Jupiter’s chief executive has predicted a “scramble” for independent fund directors following FCA proposals for asset managers to add at least two external figures to fund boards.
The FCA has begun consulting on increasing the independence of fund governance boards, and giving them a greater remit of assessing value for money, as part of its asset management market study proposals.
Currently, these committees only assess regulatory compliance and are typically populated by senior members of the firm’s management.
Jupiter's Maarten Slendebroek described the requirement as a "concern", saying: "Every fund group is going to have to go out and get some [independent board members], so there will be a scramble.”

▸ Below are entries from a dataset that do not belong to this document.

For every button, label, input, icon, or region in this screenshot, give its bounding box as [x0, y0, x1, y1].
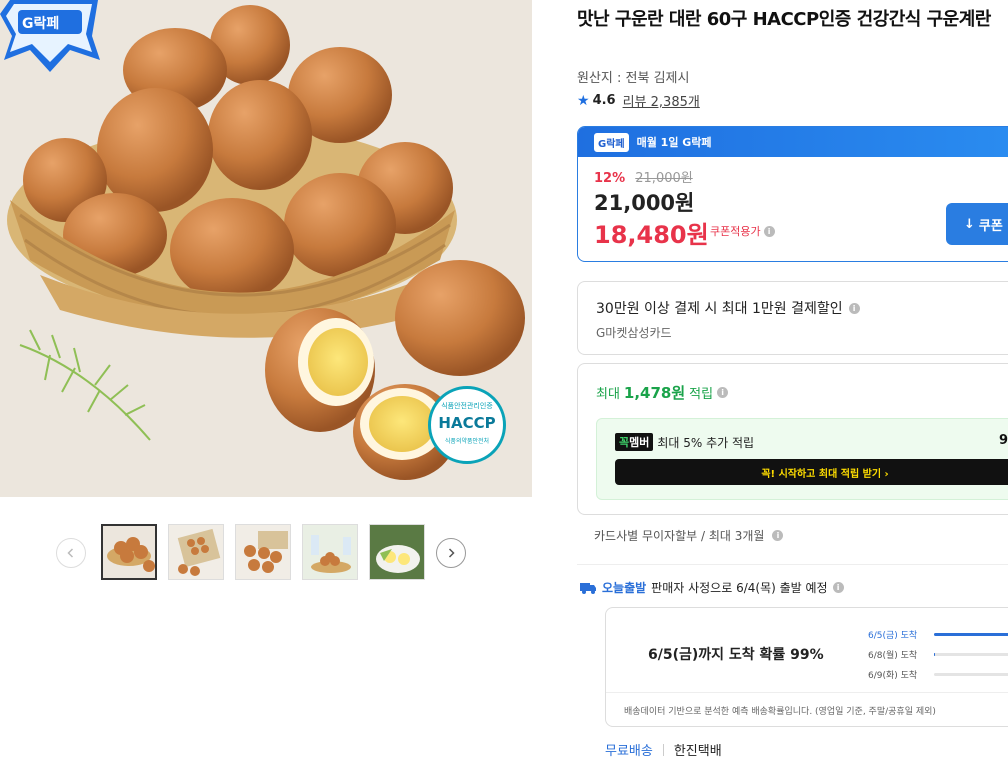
info-icon[interactable]: i — [763, 225, 775, 237]
probability-row: 6/8(월) 도착 — [868, 644, 1008, 664]
thumbnail-4[interactable] — [302, 524, 358, 580]
thumbnail-next-button[interactable] — [436, 538, 466, 568]
haccp-bottom-text: 식품의약품안전처 — [444, 438, 490, 445]
chevron-right-icon — [448, 548, 455, 558]
probability-fill — [934, 652, 935, 656]
point-title: 최대 1,478원 적립 i — [596, 382, 729, 403]
discount-rate: 12% — [594, 171, 626, 186]
thumbnail-prev-button[interactable] — [56, 538, 86, 568]
star-icon: ★ — [577, 92, 590, 109]
review-link[interactable]: 리뷰 2,385개 — [623, 91, 700, 110]
card-benefit-text: 30만원 이상 결제 시 최대 1만원 결제할인 — [596, 301, 843, 317]
membership-badge-a: 꼭 — [619, 436, 630, 449]
origin-text: 원산지 : 전북 김제시 — [577, 71, 690, 86]
point-amount: 1,478원 — [623, 384, 686, 402]
membership-start-button[interactable]: 꼭! 시작하고 최대 적립 받기 › — [615, 459, 1008, 485]
product-gallery: G락페 식품안전관리인증 HACCP 식품의약품안전처 — [0, 0, 532, 764]
probability-fill — [934, 632, 1008, 636]
point-suffix: 적립 — [689, 387, 714, 402]
ship-desc: 판매자 사정으로 6/4(목) 출발 예정 — [651, 581, 828, 595]
shipping-line: 오늘출발 판매자 사정으로 6/4(목) 출발 예정 i — [579, 579, 844, 596]
divider — [577, 564, 1008, 565]
original-price: 21,000원 — [635, 171, 693, 186]
probability-bar — [934, 672, 1008, 676]
promo-badge: G락페 — [594, 132, 629, 152]
festival-logo-text: G락페 — [22, 16, 60, 32]
chevron-left-icon — [67, 548, 74, 558]
haccp-text: HACCP — [438, 414, 496, 432]
membership-text: 최대 5% 추가 적립 — [657, 435, 755, 450]
card-name: G마켓삼성카드 — [596, 326, 672, 340]
probability-label: 6/9(화) 도착 — [868, 670, 918, 681]
haccp-badge: 식품안전관리인증 HACCP 식품의약품안전처 — [428, 386, 506, 464]
info-icon[interactable]: i — [848, 302, 860, 314]
thumbnail-5[interactable] — [369, 524, 425, 580]
product-info-panel: 맛난 구운란 대란 60구 HACCP인증 건강간식 구운계란 원산지 : 전북… — [561, 0, 1008, 764]
product-main-image[interactable]: G락페 식품안전관리인증 HACCP 식품의약품안전처 — [0, 0, 532, 497]
coupon-price: 18,480원 — [594, 221, 709, 249]
point-prefix: 최대 — [596, 387, 620, 402]
thumbnail-3[interactable] — [235, 524, 291, 580]
promo-label: 매월 1일 G락페 — [636, 136, 712, 149]
coupon-note-text: 쿠폰적용가 — [710, 225, 761, 238]
thumbnail-strip — [56, 524, 468, 582]
divider — [662, 743, 664, 756]
coupon-button-label: 쿠폰 — [978, 218, 1003, 234]
coupon-download-button[interactable]: ↓ 쿠폰 — [946, 203, 1008, 245]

The FCA said it expected "around 480" independent directors to be required across the industry as a result of its plans. It is also consulting on strict rules over the definition of “independent”, suggesting that candidates should not have been employed by the asset manager in the last five years.
The requirement for more independent boards with stronger mandates would help alleviate many of the issues found in its report on the industry, the regulator said.
Jupiter has some experience in using external board members for its Sicav range, as similar requirements are already in place in Luxembourg. However, the FCA has proposed slightly different rules, where remits would change to include an assessment of funds' value for money and boards would provide formal documentation of their work.
Mr Slendebroek said: “We can’t copy the Sicav system. It’s going to be interesting to see how this interacts with the other governance committees [within Jupiter]. We don’t have all the answers yet.”
His comments come as Jupiter reported a strong second quarter of 2017 – taking its half yearly inflows to £3.6bn, a record level for the firm. The chief executive singled out James Clunie’s Absolute Return and Avinash Vazirani's India funds as strong performers in terms of demand.
Mr Slendebroek acknowledged both strategies, alongside some of the firm’s popular and growing concentrated equity strategies, were capacity constrained but said current asset levels did not warrant taking action.
Mr Clunie’s long/short fund launched in 2011 and has now topped £1.2bn in size, while Mr Vazirani runs around the same amount across his UK and Luxembourg-domiciled vehicles.
The chief executive said both strategies were monitored in terms of daily liquidity and ensuring their investor bases were diversified, but added further steps were not required.
He added: “The India fund has got thousands of individual investors while the Absolute Return fund is held by larger but lots of wealth managers. We don’t have a fund where we are concerned [about capacity], but this is something we look at.”